Content de lui et de son épée qu’il posa près de son chevet, Sigognac ne tarda pas à s’endormir dans une sécurité parfaite, comme s’il n’avait pas chargé le marquis de Bruyères de provoquer le puissant duc de Vallombreuse.

Isabelle ne put fermer l’œil: elle comprenait que Sigognac n’en resterait pas là, et elle redoutait pour son ami les suites de la querelle, mais il ne lui vint pas à l’idée de s’interposer entre les combattants. Les affaires d’honneur étaient en ce temps choses sacrées, que les femmes ne se fussent point avisées d’interrompre ou de gêner par leurs pleurnicheries.

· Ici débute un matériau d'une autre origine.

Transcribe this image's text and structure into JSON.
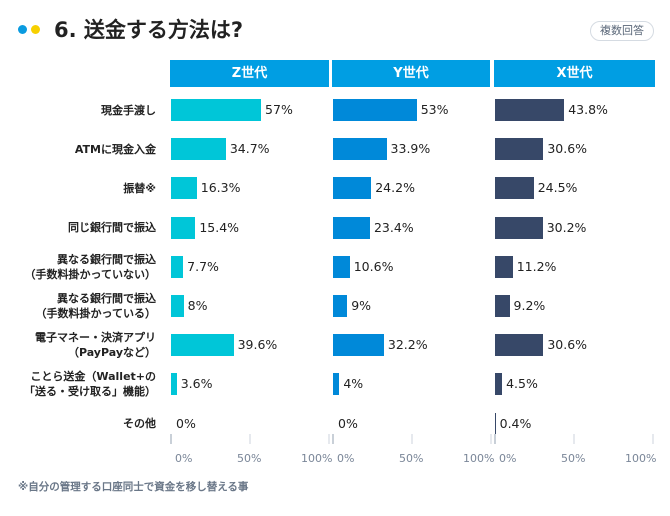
{
  "header": {
    "title": "6. 送金する方法は?",
    "badge": "複数回答",
    "dot_colors": [
      "#0a9be0",
      "#f7d000"
    ]
  },
  "chart_data": {
    "type": "bar",
    "orientation": "horizontal",
    "title": "6. 送金する方法は?",
    "categories": [
      [
        "現金手渡し"
      ],
      [
        "ATMに現金入金"
      ],
      [
        "振替※"
      ],
      [
        "同じ銀行間で振込"
      ],
      [
        "異なる銀行間で振込",
        "（手数料掛かっていない）"
      ],
      [
        "異なる銀行間で振込",
        "（手数料掛かっている）"
      ],
      [
        "電子マネー・決済アプリ",
        "（PayPayなど）"
      ],
      [
        "ことら送金（Wallet+の",
        "「送る・受け取る」機能）"
      ],
      [
        "その他"
      ]
    ],
    "series": [
      {
        "name": "Z世代",
        "color": "#00c6d8",
        "values": [
          57,
          34.7,
          16.3,
          15.4,
          7.7,
          8,
          39.6,
          3.6,
          0
        ]
      },
      {
        "name": "Y世代",
        "color": "#0089d9",
        "values": [
          53,
          33.9,
          24.2,
          23.4,
          10.6,
          9,
          32.2,
          4,
          0
        ]
      },
      {
        "name": "X世代",
        "color": "#374868",
        "values": [
          43.8,
          30.6,
          24.5,
          30.2,
          11.2,
          9.2,
          30.6,
          4.5,
          0.4
        ]
      }
    ],
    "value_labels": [
      [
        "57%",
        "34.7%",
        "16.3%",
        "15.4%",
        "7.7%",
        "8%",
        "39.6%",
        "3.6%",
        "0%"
      ],
      [
        "53%",
        "33.9%",
        "24.2%",
        "23.4%",
        "10.6%",
        "9%",
        "32.2%",
        "4%",
        "0%"
      ],
      [
        "43.8%",
        "30.6%",
        "24.5%",
        "30.2%",
        "11.2%",
        "9.2%",
        "30.6%",
        "4.5%",
        "0.4%"
      ]
    ],
    "xlim": [
      0,
      100
    ],
    "xticks": [
      "0%",
      "50%",
      "100%"
    ],
    "grid": false
  },
  "footnote": "※自分の管理する口座同士で資金を移し替える事"
}
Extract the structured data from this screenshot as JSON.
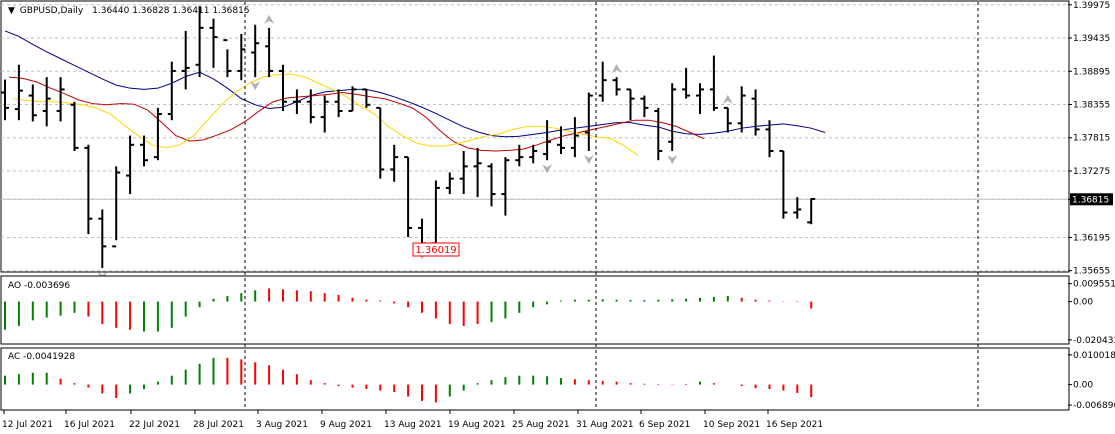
{
  "main_panel": {
    "symbol": "GBPUSD,Daily",
    "ohlc": "1.36440 1.36828 1.36411 1.36815",
    "y_axis_labels": [
      "1.39975",
      "1.39435",
      "1.38895",
      "1.38355",
      "1.37815",
      "1.37275",
      "1.36815",
      "1.36195",
      "1.35655"
    ],
    "current_price": "1.36815",
    "low_label": "1.36019",
    "price_range": [
      1.3565,
      1.4002
    ],
    "bars": [
      [
        1.3876,
        1.381,
        1.3855,
        1.383
      ],
      [
        1.39,
        1.381,
        1.3828,
        1.3858
      ],
      [
        1.3868,
        1.3808,
        1.385,
        1.3818
      ],
      [
        1.388,
        1.38,
        1.3825,
        1.3845
      ],
      [
        1.388,
        1.3808,
        1.3825,
        1.386
      ],
      [
        1.384,
        1.376,
        1.3835,
        1.3765
      ],
      [
        1.377,
        1.3625,
        1.3765,
        1.365
      ],
      [
        1.3665,
        1.357,
        1.365,
        1.3605
      ],
      [
        1.3735,
        1.3615,
        1.3605,
        1.3725
      ],
      [
        1.3785,
        1.369,
        1.372,
        1.377
      ],
      [
        1.3785,
        1.3735,
        1.377,
        1.3745
      ],
      [
        1.383,
        1.3745,
        1.375,
        1.382
      ],
      [
        1.3905,
        1.381,
        1.382,
        1.389
      ],
      [
        1.3955,
        1.386,
        1.389,
        1.3895
      ],
      [
        1.3995,
        1.388,
        1.39,
        1.396
      ],
      [
        1.3975,
        1.3895,
        1.396,
        1.3945
      ],
      [
        1.3925,
        1.388,
        1.394,
        1.389
      ],
      [
        1.395,
        1.3875,
        1.389,
        1.3925
      ],
      [
        1.3965,
        1.388,
        1.392,
        1.3935
      ],
      [
        1.396,
        1.388,
        1.393,
        1.389
      ],
      [
        1.39,
        1.3825,
        1.389,
        1.384
      ],
      [
        1.386,
        1.382,
        1.384,
        1.384
      ],
      [
        1.386,
        1.3805,
        1.384,
        1.3815
      ],
      [
        1.385,
        1.379,
        1.3815,
        1.384
      ],
      [
        1.386,
        1.3815,
        1.384,
        1.3825
      ],
      [
        1.3865,
        1.3825,
        1.3825,
        1.386
      ],
      [
        1.386,
        1.383,
        1.386,
        1.3835
      ],
      [
        1.383,
        1.3715,
        1.383,
        1.373
      ],
      [
        1.377,
        1.371,
        1.373,
        1.375
      ],
      [
        1.375,
        1.362,
        1.375,
        1.3635
      ],
      [
        1.365,
        1.3605,
        1.3635,
        1.361
      ],
      [
        1.3712,
        1.3602,
        1.361,
        1.37
      ],
      [
        1.3725,
        1.369,
        1.37,
        1.3715
      ],
      [
        1.376,
        1.369,
        1.3715,
        1.3735
      ],
      [
        1.3765,
        1.3685,
        1.3735,
        1.374
      ],
      [
        1.374,
        1.367,
        1.3735,
        1.369
      ],
      [
        1.375,
        1.3655,
        1.369,
        1.3745
      ],
      [
        1.377,
        1.3735,
        1.3745,
        1.375
      ],
      [
        1.377,
        1.374,
        1.375,
        1.376
      ],
      [
        1.381,
        1.3745,
        1.3755,
        1.3775
      ],
      [
        1.38,
        1.3755,
        1.377,
        1.3765
      ],
      [
        1.3815,
        1.375,
        1.3765,
        1.3785
      ],
      [
        1.3855,
        1.376,
        1.379,
        1.385
      ],
      [
        1.3905,
        1.384,
        1.385,
        1.3875
      ],
      [
        1.388,
        1.385,
        1.3875,
        1.386
      ],
      [
        1.386,
        1.381,
        1.386,
        1.3845
      ],
      [
        1.385,
        1.3815,
        1.3845,
        1.383
      ],
      [
        1.383,
        1.3745,
        1.3825,
        1.376
      ],
      [
        1.387,
        1.376,
        1.3775,
        1.386
      ],
      [
        1.3895,
        1.3845,
        1.386,
        1.385
      ],
      [
        1.387,
        1.382,
        1.385,
        1.386
      ],
      [
        1.3915,
        1.3825,
        1.386,
        1.383
      ],
      [
        1.383,
        1.379,
        1.383,
        1.3805
      ],
      [
        1.3865,
        1.379,
        1.3805,
        1.385
      ],
      [
        1.386,
        1.3785,
        1.3845,
        1.3795
      ],
      [
        1.381,
        1.375,
        1.3795,
        1.376
      ],
      [
        1.376,
        1.365,
        1.376,
        1.366
      ],
      [
        1.3685,
        1.365,
        1.366,
        1.3665
      ],
      [
        1.3683,
        1.3641,
        1.3644,
        1.3682
      ]
    ],
    "ma_blue": [
      1.3955,
      1.3946,
      1.3933,
      1.3921,
      1.391,
      1.3899,
      1.3888,
      1.3877,
      1.3867,
      1.3862,
      1.386,
      1.3862,
      1.387,
      1.3881,
      1.3888,
      1.3877,
      1.3862,
      1.3845,
      1.3835,
      1.3829,
      1.3831,
      1.384,
      1.385,
      1.3856,
      1.3858,
      1.386,
      1.386,
      1.3855,
      1.3848,
      1.384,
      1.3831,
      1.3821,
      1.381,
      1.3799,
      1.3791,
      1.3785,
      1.3783,
      1.3784,
      1.3787,
      1.379,
      1.3794,
      1.3797,
      1.38,
      1.3803,
      1.3806,
      1.3806,
      1.3802,
      1.3799,
      1.3792,
      1.3788,
      1.3787,
      1.3789,
      1.3792,
      1.3797,
      1.38,
      1.3802,
      1.3804,
      1.3801,
      1.3797,
      1.379
    ],
    "ma_red": [
      1.388,
      1.3878,
      1.3872,
      1.3862,
      1.3853,
      1.3843,
      1.3837,
      1.3835,
      1.3837,
      1.3836,
      1.3826,
      1.3806,
      1.3785,
      1.3776,
      1.3778,
      1.3786,
      1.3795,
      1.3808,
      1.3825,
      1.384,
      1.3846,
      1.3848,
      1.385,
      1.3852,
      1.3855,
      1.3852,
      1.3848,
      1.3845,
      1.3838,
      1.383,
      1.3815,
      1.3793,
      1.3775,
      1.3765,
      1.3761,
      1.376,
      1.3761,
      1.3763,
      1.377,
      1.3778,
      1.3785,
      1.379,
      1.3795,
      1.38,
      1.3805,
      1.381,
      1.381,
      1.3806,
      1.38,
      1.379,
      1.378
    ],
    "ma_yellow": [
      1.3845,
      1.3842,
      1.384,
      1.384,
      1.3838,
      1.3835,
      1.383,
      1.382,
      1.3802,
      1.3785,
      1.377,
      1.3765,
      1.377,
      1.3785,
      1.381,
      1.3835,
      1.3855,
      1.387,
      1.388,
      1.3884,
      1.3885,
      1.388,
      1.387,
      1.386,
      1.3848,
      1.3833,
      1.382,
      1.38,
      1.3785,
      1.3773,
      1.3768,
      1.3768,
      1.3772,
      1.3778,
      1.3784,
      1.3788,
      1.3795,
      1.38,
      1.38,
      1.3797,
      1.3792,
      1.3787,
      1.3783,
      1.378,
      1.3768,
      1.3752
    ]
  },
  "ao_panel": {
    "label": "AO -0.003696",
    "y_axis_labels": [
      "0.009551",
      "0.00",
      "-0.020433"
    ],
    "range": [
      -0.0205,
      0.0099
    ],
    "colors": [
      "green",
      "green",
      "green",
      "green",
      "green",
      "green",
      "red",
      "red",
      "red",
      "red",
      "green",
      "green",
      "green",
      "green",
      "green",
      "green",
      "green",
      "green",
      "green",
      "red",
      "red",
      "red",
      "red",
      "red",
      "red",
      "red",
      "red",
      "red",
      "red",
      "red",
      "red",
      "red",
      "red",
      "red",
      "red",
      "green",
      "green",
      "green",
      "green",
      "green",
      "green",
      "green",
      "green",
      "green",
      "green",
      "green",
      "green",
      "green",
      "green",
      "green",
      "green",
      "green",
      "green",
      "red",
      "red",
      "red",
      "red",
      "red",
      "red"
    ],
    "values": [
      -0.015,
      -0.013,
      -0.01,
      -0.0085,
      -0.0075,
      -0.006,
      -0.008,
      -0.012,
      -0.014,
      -0.015,
      -0.016,
      -0.016,
      -0.014,
      -0.008,
      -0.003,
      0.0015,
      0.003,
      0.0045,
      0.006,
      0.007,
      0.0065,
      0.006,
      0.0055,
      0.0045,
      0.0035,
      0.002,
      0.001,
      0.0005,
      -0.001,
      -0.003,
      -0.006,
      -0.009,
      -0.012,
      -0.013,
      -0.012,
      -0.011,
      -0.009,
      -0.006,
      -0.003,
      -0.0015,
      0.0005,
      0.001,
      0.001,
      0.0012,
      0.001,
      0.0008,
      0.0008,
      0.001,
      0.0012,
      0.0015,
      0.002,
      0.0025,
      0.003,
      0.002,
      0.001,
      0.0005,
      0.0002,
      -0.0003,
      -0.0037
    ]
  },
  "ac_panel": {
    "label": "AC -0.0041928",
    "y_axis_labels": [
      "0.0100182",
      "0.00",
      "-0.0068966"
    ],
    "range": [
      -0.0072,
      0.0103
    ],
    "colors": [
      "green",
      "green",
      "green",
      "green",
      "red",
      "red",
      "red",
      "red",
      "red",
      "green",
      "green",
      "green",
      "green",
      "green",
      "green",
      "green",
      "red",
      "red",
      "red",
      "red",
      "red",
      "red",
      "red",
      "red",
      "red",
      "red",
      "red",
      "red",
      "red",
      "red",
      "red",
      "red",
      "green",
      "green",
      "green",
      "green",
      "green",
      "green",
      "green",
      "green",
      "green",
      "red",
      "red",
      "red",
      "red",
      "red",
      "red",
      "red",
      "red",
      "red",
      "green",
      "red",
      "red",
      "red",
      "red",
      "red",
      "red",
      "red",
      "red"
    ],
    "values": [
      0.003,
      0.0035,
      0.004,
      0.004,
      0.002,
      0.0005,
      -0.001,
      -0.003,
      -0.0045,
      -0.003,
      -0.0015,
      0.001,
      0.003,
      0.005,
      0.007,
      0.009,
      0.009,
      0.0085,
      0.0075,
      0.0065,
      0.005,
      0.0035,
      0.0015,
      0.0005,
      -0.0005,
      -0.001,
      -0.0015,
      -0.002,
      -0.0025,
      -0.004,
      -0.0055,
      -0.006,
      -0.004,
      -0.002,
      0.0005,
      0.0015,
      0.0025,
      0.003,
      0.003,
      0.0028,
      0.0022,
      0.0018,
      0.0015,
      0.0012,
      0.001,
      0.0005,
      0.0003,
      0.0002,
      0.0001,
      0.0002,
      0.001,
      0.0005,
      0.0,
      -0.0005,
      -0.0012,
      -0.0015,
      -0.002,
      -0.0028,
      -0.0042
    ]
  },
  "x_axis_labels": [
    "12 Jul 2021",
    "16 Jul 2021",
    "22 Jul 2021",
    "28 Jul 2021",
    "3 Aug 2021",
    "9 Aug 2021",
    "13 Aug 2021",
    "19 Aug 2021",
    "25 Aug 2021",
    "31 Aug 2021",
    "6 Sep 2021",
    "10 Sep 2021",
    "16 Sep 2021"
  ],
  "colors": {
    "bar": "#000000",
    "ma_blue": "#00008b",
    "ma_red": "#c00000",
    "ma_yellow": "#ffd700",
    "up": "#008000",
    "down": "#ff0000",
    "price_label_bg": "#000000",
    "low_label": "#ff0000"
  }
}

Sur les neuf heures, le marquis, déjà tout habillé, alla trouver Sigognac dans sa chambre, pour régler avec lui les conditions du combat, et le Baron voulut qu’il prît, en cas d’incrédulité ou de refus de la part du duc, les vieilles chartes, les antiques parchemins auxquels pendaient de larges sceaux de cire sur queue de soie, les diplômes cassés à tous les plis et paraphés de signatures royales dont l’encre avait jauni, l’arbre généalogique aux rameaux touffus chargés de cartels, toutes les pièces enfin qui attestaient la noblesse des Sigognac. Ces illustres paperasses, dont l’écriture gothiquement indéchiffrable eût demandé des lunettes et la science d’un bénédictin, étaient enveloppées pieusement d’un morceau de taffetas cramoisi dont la couleur passée avait pris une teinte pisseuse. On eût dit un morceau de la bannière qui conduisait jadis les cent lances du baron Palamède de Sigognac contre l’ost des Sarrasins.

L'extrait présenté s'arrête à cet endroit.